Generally Speaking, Cohen-Macaulay condition is an open condition in a moduli. So in general, even if a special fiber is not Cohen Macaulay, we should not expect that generic fiber is not Cohen-Macaulay.
But here is a special case: if the Groebner degeneration of an irreducible subscheme of a product of projective spaces is not Cohen-Macaulay, under what conditions can we say that the original irreducible subscheme of a product of projective spaces is also not Cohen-Macaulay?
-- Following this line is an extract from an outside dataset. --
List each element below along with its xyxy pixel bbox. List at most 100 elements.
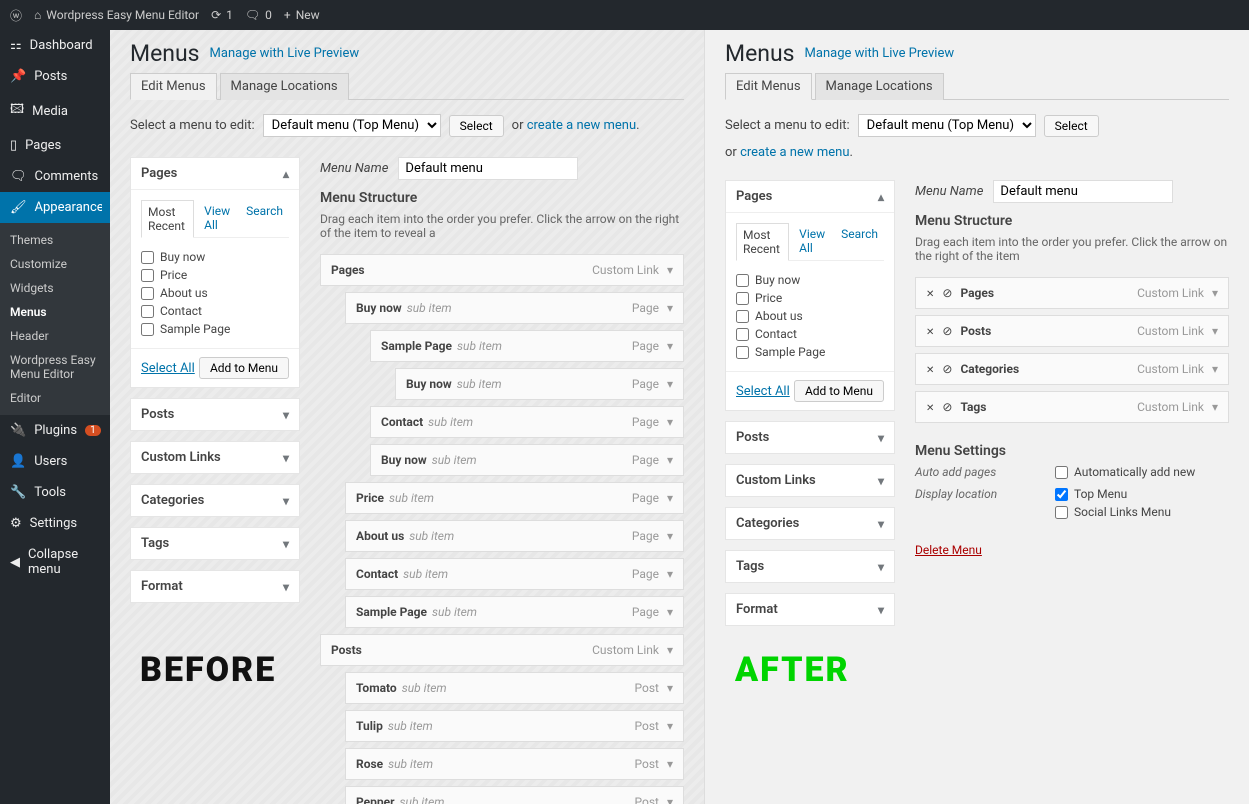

I will answer in the contrapositive. Let $X \subseteq \prod_i {\mathbb P}^{n_i}$ be irreducible of codimension $k$. If whenever $\sum k_i = k$, you can find subspaces $\prod_i {\mathbb P}^{n_i}$ that intersect $X$ in at most one point, then $X$ is called a "multiplicity-free subvariety".
In this case Brion has proven that any degeneration of $X$ must still be Cohen-Macaulay: http://arxiv.org/abs/math/0211028 and in particular, $X$ itself must be!
The case of the diagonal was studied by Cartwright and Sturmfels: http://arxiv.org/abs/0901.0212
Just to add one comment (which may well follow from Allen's answer): if the degeneration is regular in codimension 1 yet has a point of codimension > 1 (i.e., the generic point of an irreducible closed subset of codimension > 1) at which it is both locally reduced and locally disconnected (i.e., removing the irreducible closed subset locally disconnects the degeneration), then the generic fiber should not be Cohen-Macaulay.